Heritage & Cultural Influences
Working with wool has a long history in the Outer Hebrides and so rearing sheep, dyeing, spinning, weaving and knitting were practised for centuries for clothing and for trade.
By the mid-20th Century much had changed in terms of opportunity. Health care and education became freely available and the Isle of Lewis became noted for two chief exports – weaving in the form of the world-famous Harris Tweed, and highly-educated young people.
Our language and cultural traditions did not vanish with these new opportunities and I consider myself the fortunate beneficiary of having grown up with a rich cultural heritage as well as every opportunity available to anyone of my generation growing up in Scotland.
Some of my most treasured memories are of the many occasions when I travelled the island as a pillion passenger on my father’s Matchless motorbike to visit elderly friends and relatives. We would have great ceilidhs and the old folk told wondrous Gaelic tales, both tall and true. My parts were twofold: first I had to stand on a stool by way of a stage and sing a couple of Gaelic songs, and then my father would whistle a tune to accompany me as I danced the Highland Fling. They were always generous with their praise and insisted on giving me a coin or two for entertaining them, and so I went home with a jangling pocket and saved it all up for a few yards of fabric.

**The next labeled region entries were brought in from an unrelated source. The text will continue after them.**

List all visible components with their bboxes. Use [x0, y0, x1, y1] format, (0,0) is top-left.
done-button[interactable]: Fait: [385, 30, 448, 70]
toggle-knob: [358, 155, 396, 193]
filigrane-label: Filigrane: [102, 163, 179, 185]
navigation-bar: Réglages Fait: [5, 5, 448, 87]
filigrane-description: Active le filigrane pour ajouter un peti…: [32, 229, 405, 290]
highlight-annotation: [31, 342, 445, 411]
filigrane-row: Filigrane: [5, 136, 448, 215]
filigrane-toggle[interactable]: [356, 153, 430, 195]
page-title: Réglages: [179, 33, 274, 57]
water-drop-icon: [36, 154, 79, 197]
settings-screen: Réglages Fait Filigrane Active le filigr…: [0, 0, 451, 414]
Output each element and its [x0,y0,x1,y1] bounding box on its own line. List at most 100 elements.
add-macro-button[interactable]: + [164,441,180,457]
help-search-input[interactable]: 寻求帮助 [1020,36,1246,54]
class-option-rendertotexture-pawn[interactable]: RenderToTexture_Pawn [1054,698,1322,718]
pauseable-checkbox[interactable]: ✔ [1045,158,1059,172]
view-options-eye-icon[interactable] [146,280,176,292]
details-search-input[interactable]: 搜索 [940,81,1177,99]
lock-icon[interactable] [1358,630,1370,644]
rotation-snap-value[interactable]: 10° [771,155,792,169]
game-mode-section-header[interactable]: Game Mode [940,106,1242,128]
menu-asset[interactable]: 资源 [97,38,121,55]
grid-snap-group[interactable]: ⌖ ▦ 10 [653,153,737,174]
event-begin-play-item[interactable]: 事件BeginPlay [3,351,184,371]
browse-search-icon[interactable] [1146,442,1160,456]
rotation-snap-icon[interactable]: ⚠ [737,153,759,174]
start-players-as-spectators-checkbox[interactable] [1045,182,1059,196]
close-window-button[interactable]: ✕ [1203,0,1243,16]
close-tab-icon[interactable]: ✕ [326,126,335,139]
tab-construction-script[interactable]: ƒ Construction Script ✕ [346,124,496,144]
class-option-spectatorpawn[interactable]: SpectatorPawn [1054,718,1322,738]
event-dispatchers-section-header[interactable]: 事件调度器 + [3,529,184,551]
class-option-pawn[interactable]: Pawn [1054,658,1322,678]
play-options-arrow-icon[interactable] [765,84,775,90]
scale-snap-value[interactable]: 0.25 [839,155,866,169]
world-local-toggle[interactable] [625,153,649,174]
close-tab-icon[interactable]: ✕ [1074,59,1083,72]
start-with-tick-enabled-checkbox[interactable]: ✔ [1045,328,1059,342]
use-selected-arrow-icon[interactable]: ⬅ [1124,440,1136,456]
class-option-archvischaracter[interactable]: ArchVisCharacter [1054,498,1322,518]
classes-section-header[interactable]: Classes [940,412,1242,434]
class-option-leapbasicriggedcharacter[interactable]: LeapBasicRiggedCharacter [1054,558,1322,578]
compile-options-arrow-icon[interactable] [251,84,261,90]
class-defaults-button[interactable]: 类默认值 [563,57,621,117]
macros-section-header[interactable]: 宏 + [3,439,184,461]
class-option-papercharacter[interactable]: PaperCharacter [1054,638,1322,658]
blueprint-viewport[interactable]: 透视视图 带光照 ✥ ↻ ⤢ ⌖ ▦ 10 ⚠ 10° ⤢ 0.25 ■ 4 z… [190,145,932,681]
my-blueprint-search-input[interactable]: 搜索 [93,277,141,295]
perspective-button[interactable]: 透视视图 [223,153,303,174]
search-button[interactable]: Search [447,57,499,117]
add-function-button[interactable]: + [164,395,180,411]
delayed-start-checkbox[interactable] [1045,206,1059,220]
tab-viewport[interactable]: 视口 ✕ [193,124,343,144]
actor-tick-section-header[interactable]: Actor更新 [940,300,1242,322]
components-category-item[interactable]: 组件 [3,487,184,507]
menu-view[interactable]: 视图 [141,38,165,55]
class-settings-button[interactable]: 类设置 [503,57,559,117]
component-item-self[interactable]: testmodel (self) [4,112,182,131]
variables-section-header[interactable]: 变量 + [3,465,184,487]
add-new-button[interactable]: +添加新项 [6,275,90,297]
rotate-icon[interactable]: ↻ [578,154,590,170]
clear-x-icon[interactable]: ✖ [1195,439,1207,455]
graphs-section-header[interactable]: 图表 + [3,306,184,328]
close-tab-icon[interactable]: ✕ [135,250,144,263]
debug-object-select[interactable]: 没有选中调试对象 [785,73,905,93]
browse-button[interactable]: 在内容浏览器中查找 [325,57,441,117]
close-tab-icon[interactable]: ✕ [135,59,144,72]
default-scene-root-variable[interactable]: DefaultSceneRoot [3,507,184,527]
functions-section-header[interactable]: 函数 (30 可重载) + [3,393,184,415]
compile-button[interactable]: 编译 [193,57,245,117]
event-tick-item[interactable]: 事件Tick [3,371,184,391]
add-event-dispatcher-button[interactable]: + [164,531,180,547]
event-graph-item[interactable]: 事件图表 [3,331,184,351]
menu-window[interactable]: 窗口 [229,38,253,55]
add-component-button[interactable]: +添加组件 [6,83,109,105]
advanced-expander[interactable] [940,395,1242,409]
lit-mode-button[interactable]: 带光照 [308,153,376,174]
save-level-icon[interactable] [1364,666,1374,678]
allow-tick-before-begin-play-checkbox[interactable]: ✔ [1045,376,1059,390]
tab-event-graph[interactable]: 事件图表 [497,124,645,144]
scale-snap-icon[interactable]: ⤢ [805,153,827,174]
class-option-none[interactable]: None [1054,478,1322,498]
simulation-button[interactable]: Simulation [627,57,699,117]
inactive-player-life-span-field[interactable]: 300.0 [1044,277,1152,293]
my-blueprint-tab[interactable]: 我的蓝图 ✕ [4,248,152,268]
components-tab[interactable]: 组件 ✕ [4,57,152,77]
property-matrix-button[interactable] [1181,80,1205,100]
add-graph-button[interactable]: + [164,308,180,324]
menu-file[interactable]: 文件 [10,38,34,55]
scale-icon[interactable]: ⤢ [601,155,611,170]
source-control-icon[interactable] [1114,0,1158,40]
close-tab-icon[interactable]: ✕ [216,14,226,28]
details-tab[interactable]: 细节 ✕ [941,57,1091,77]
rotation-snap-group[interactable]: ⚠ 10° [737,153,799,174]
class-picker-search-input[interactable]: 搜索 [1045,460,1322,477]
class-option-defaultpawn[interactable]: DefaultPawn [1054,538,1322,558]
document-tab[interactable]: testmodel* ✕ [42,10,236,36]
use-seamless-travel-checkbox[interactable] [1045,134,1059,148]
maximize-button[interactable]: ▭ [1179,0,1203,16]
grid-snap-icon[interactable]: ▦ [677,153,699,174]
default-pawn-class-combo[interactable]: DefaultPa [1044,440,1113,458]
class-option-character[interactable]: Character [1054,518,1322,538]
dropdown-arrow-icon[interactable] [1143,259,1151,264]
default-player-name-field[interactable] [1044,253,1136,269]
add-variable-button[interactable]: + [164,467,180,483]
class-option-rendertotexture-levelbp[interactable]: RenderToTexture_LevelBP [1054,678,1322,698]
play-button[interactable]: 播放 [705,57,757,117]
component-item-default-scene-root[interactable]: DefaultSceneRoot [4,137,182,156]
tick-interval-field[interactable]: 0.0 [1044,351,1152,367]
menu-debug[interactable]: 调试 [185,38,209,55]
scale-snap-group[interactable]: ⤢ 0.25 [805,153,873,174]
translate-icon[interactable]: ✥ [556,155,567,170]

From my grandparents’ and my parents’ generations I learned about crofting, cutting peat for fuel, and which plants to use for medicinal and dyeing purposes. From my aunts I learned how to make fisher gansies. But my mother was the biggest influence on my early creativity – she taught me to knit and to sew at a very early age and she had a keen eye for fashion. I learned how to drape fabric and how to tailor a fine coat, but above all she passed on to me her enthusiasm and her imaginative approach to everything she made.
My first commercial knitting collection, which I produced in 1975, is very strongly based on techniques that I learned from my mother; its colours and patterns were based on the shoreline of the Eye Peninsula, where I lived at the time.